Variability of Multiangle Isometric Force-Time Characteristics in Trained Men
Journal of Strength and Conditioning Research, 2019
Measurements of isometric force, rate of force development (RFD) and impulse are widely reported. However, little is known about the variability and reliability of these measurements at multiple angles, over repeated testing occasions in a homogenous, resistance-trained population. Thus, understanding the intersession variability of multi-angle isometric force-time characteristics provides the purpose of this paper. Three sessions of isometric knee extensions at 40º, 70º and 100º of flexion were performed by 26 subjects across 51 limbs. All assessments were repeated on three occasions separated by 5-8 days.
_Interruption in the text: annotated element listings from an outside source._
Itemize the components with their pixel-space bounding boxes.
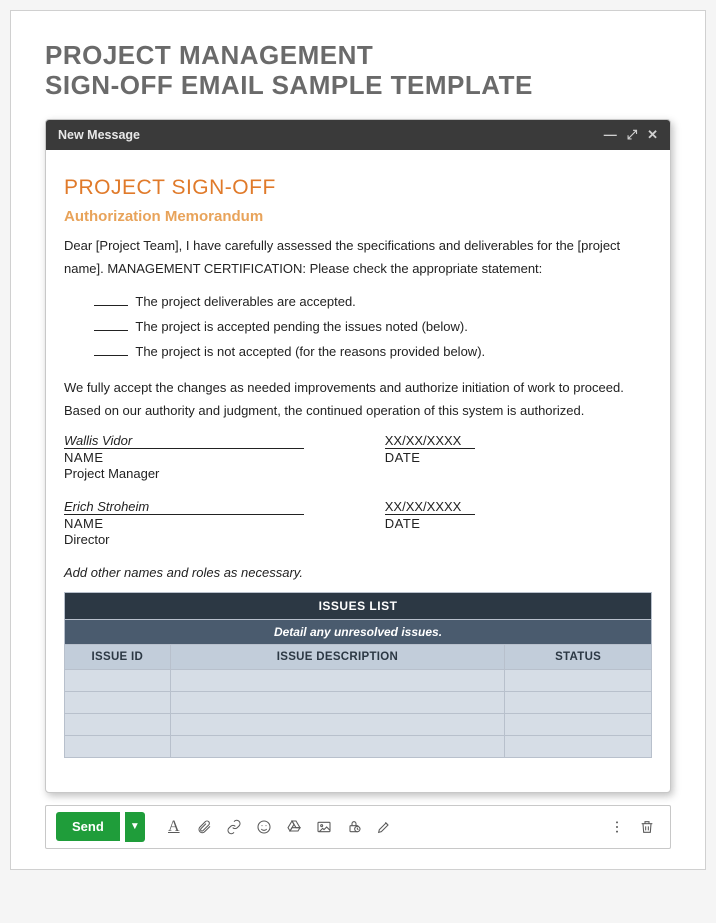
issues-title: ISSUES LIST [65,592,652,619]
minimize-icon[interactable]: — [604,128,617,141]
signature-block: Wallis Vidor NAME Project Manager XX/XX/… [64,433,652,481]
text-format-icon[interactable]: A [161,814,187,840]
page-container: PROJECT MANAGEMENT SIGN-OFF EMAIL SAMPLE… [10,10,706,870]
name-label: NAME [64,450,385,465]
signature-left: Wallis Vidor NAME Project Manager [64,433,385,481]
cell-description[interactable] [170,735,505,757]
table-row [65,669,652,691]
table-row [65,735,652,757]
option-text: The project deliverables are accepted. [135,294,355,309]
col-issue-description: ISSUE DESCRIPTION [170,644,505,669]
cell-id[interactable] [65,735,171,757]
date-label: DATE [385,516,652,531]
issues-subtitle: Detail any unresolved issues. [65,619,652,644]
send-dropdown[interactable]: ▼ [125,812,145,842]
signature-right: XX/XX/XXXX DATE [385,499,652,547]
cell-status[interactable] [505,669,652,691]
close-icon[interactable]: ✕ [647,128,658,141]
page-title: PROJECT MANAGEMENT SIGN-OFF EMAIL SAMPLE… [45,41,671,101]
col-issue-id: ISSUE ID [65,644,171,669]
image-icon[interactable] [311,814,337,840]
signer-name: Wallis Vidor [64,433,304,449]
signer-name: Erich Stroheim [64,499,304,515]
acceptance-paragraph: We fully accept the changes as needed im… [64,377,652,423]
option-row: The project is not accepted (for the rea… [94,344,652,359]
issues-table: ISSUES LIST Detail any unresolved issues… [64,592,652,758]
compose-title: New Message [58,128,140,142]
page-title-line2: SIGN-OFF EMAIL SAMPLE TEMPLATE [45,71,671,101]
signer-role: Project Manager [64,466,385,481]
table-row [65,691,652,713]
signer-date: XX/XX/XXXX [385,499,475,515]
more-icon[interactable] [604,814,630,840]
compose-toolbar: Send ▼ A [45,805,671,849]
email-subheading: Authorization Memorandum [64,208,652,225]
cell-status[interactable] [505,713,652,735]
confidential-icon[interactable] [341,814,367,840]
table-row [65,713,652,735]
option-text: The project is not accepted (for the rea… [135,344,485,359]
signer-date: XX/XX/XXXX [385,433,475,449]
cell-description[interactable] [170,713,505,735]
add-names-note: Add other names and roles as necessary. [64,565,652,580]
compose-body: PROJECT SIGN-OFF Authorization Memorandu… [46,150,670,792]
drive-icon[interactable] [281,814,307,840]
send-button[interactable]: Send [56,812,120,841]
compose-window: New Message — ⤢ ✕ PROJECT SIGN-OFF Autho… [45,119,671,793]
cell-description[interactable] [170,691,505,713]
signature-left: Erich Stroheim NAME Director [64,499,385,547]
option-row: The project is accepted pending the issu… [94,319,652,334]
certification-options: The project deliverables are accepted. T… [64,294,652,359]
name-label: NAME [64,516,385,531]
intro-paragraph: Dear [Project Team], I have carefully as… [64,235,652,281]
signer-role: Director [64,532,385,547]
signature-right: XX/XX/XXXX DATE [385,433,652,481]
pen-icon[interactable] [371,814,397,840]
emoji-icon[interactable] [251,814,277,840]
option-row: The project deliverables are accepted. [94,294,652,309]
cell-id[interactable] [65,669,171,691]
signature-block: Erich Stroheim NAME Director XX/XX/XXXX … [64,499,652,547]
checkbox-blank[interactable] [94,330,128,331]
trash-icon[interactable] [634,814,660,840]
cell-id[interactable] [65,691,171,713]
page-title-line1: PROJECT MANAGEMENT [45,41,671,71]
attach-icon[interactable] [191,814,217,840]
cell-status[interactable] [505,691,652,713]
option-text: The project is accepted pending the issu… [135,319,467,334]
checkbox-blank[interactable] [94,305,128,306]
compose-header-bar: New Message — ⤢ ✕ [46,120,670,150]
checkbox-blank[interactable] [94,355,128,356]
cell-description[interactable] [170,669,505,691]
link-icon[interactable] [221,814,247,840]
col-status: STATUS [505,644,652,669]
email-heading: PROJECT SIGN-OFF [64,176,652,200]
expand-icon[interactable]: ⤢ [627,128,637,141]
date-label: DATE [385,450,652,465]
cell-status[interactable] [505,735,652,757]
window-controls: — ⤢ ✕ [604,128,658,141]
cell-id[interactable] [65,713,171,735]
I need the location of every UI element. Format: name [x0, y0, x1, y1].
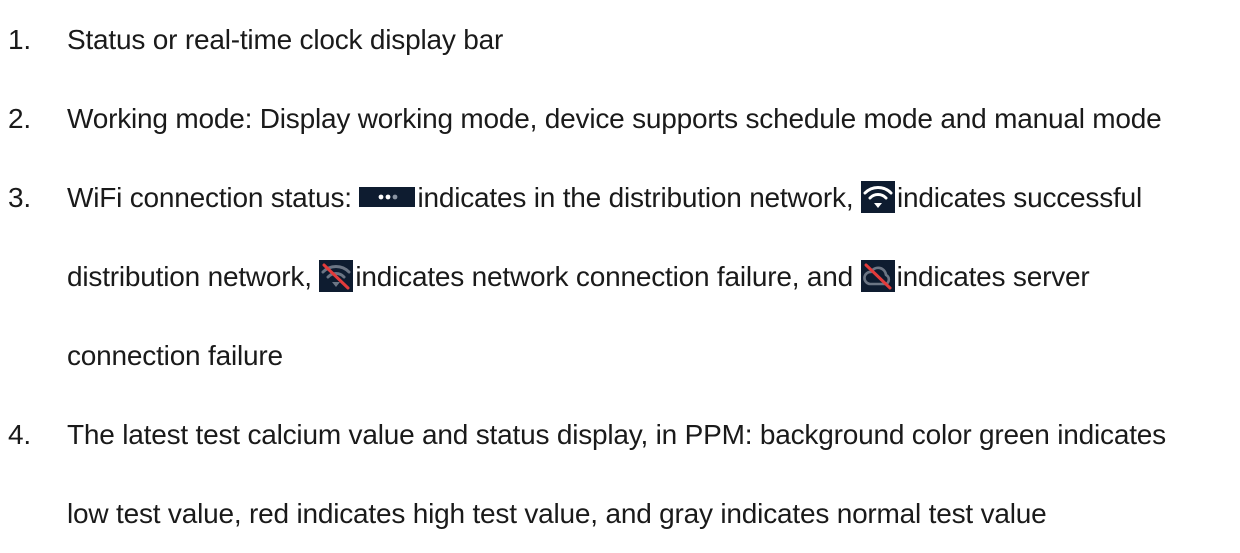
item-text: indicates network connection failure, an…	[355, 261, 861, 292]
item-number: 2.	[8, 103, 31, 134]
item-text: distribution network,	[67, 261, 320, 292]
item-text: indicates in the distribution network,	[417, 182, 861, 213]
item-text: The latest test calcium value and status…	[67, 419, 1166, 450]
item-text: low test value, red indicates high test …	[67, 498, 1047, 529]
list-item-2: 2. Working mode: Display working mode, d…	[0, 79, 1240, 158]
item-text: Status or real-time clock display bar	[67, 24, 504, 55]
wifi-connected-icon	[861, 180, 895, 213]
item-number: 1.	[8, 24, 31, 55]
instruction-list: 1. Status or real-time clock display bar…	[0, 0, 1240, 553]
item-text: indicates successful	[897, 182, 1143, 213]
item-text: WiFi connection status:	[67, 182, 360, 213]
list-item-3: 3. WiFi connection status: indicates in …	[0, 158, 1240, 395]
item-text: connection failure	[67, 340, 283, 371]
list-item-1: 1. Status or real-time clock display bar	[0, 0, 1240, 79]
item-number: 3.	[8, 182, 31, 213]
wifi-disconnected-icon	[319, 259, 354, 292]
item-text: Working mode: Display working mode, devi…	[67, 103, 1162, 134]
cloud-disconnected-icon	[860, 259, 895, 292]
wifi-connecting-dots-icon	[359, 186, 416, 207]
item-number: 4.	[8, 419, 31, 450]
item-text: indicates server	[896, 261, 1090, 292]
list-item-4: 4. The latest test calcium value and sta…	[0, 395, 1240, 553]
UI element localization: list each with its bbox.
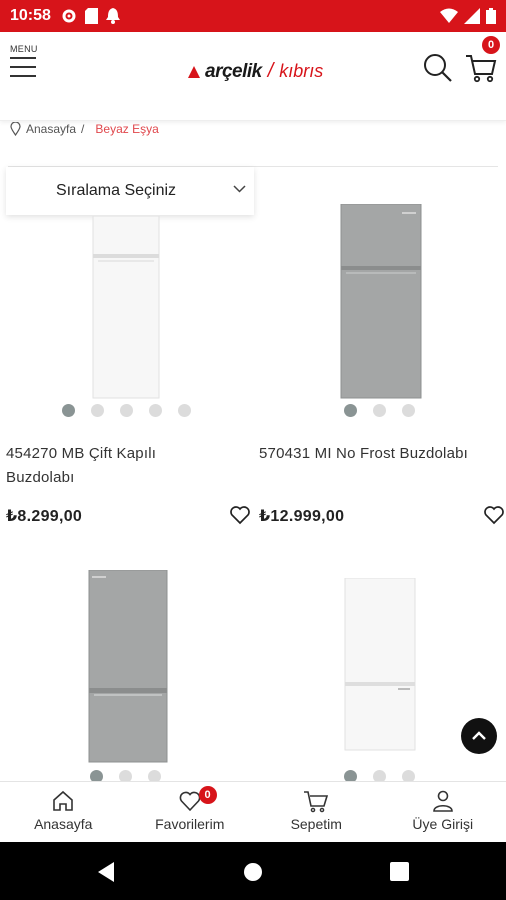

Variability was qualified by doubling the typical error of measurement (TEM), with thresholds of 0.2-0.6 (small), 0.6-1.2 (moderate), 1.2-2.0 (large), 2.0-4.0 (very large) and >4.0 (extremely large). Additionally, variability was deemed large when the intraclass correlation coefficient (ICC) was <0.67 and coefficient of variation (CV)>10%; moderate when ICC>0.67 or CV<10% (but not both); and small when both ICC>0.67 and CV<10%. Small to moderate between-session variability (ICC=0.68-0.95, CV=5.2-18.7%, TEM=0.24-0.49) was associated with isometric peak force, regardless of angle. Moderate to large variability was seen in early-stage (0-50 ms) RFD and impulse (ICC=0.60-0.80, CV=22.4-63.1%, TEM=0.62-0.74). Impulse and RFD at 0-100 ms, 0-200 ms and 100-200 ms were moderately variable (ICC=0.71-0.89, CV=11.8-42.1%, TEM=0.38-0.60) at all joint angles. Isometric peak force and late-stage isometric RFD and impulse measurements were found to have low intersession variability regardless of joint angle. However, practitioners need to exercise caution when making inferences about early-stage RFD and impulse measures due to moderate-large variability.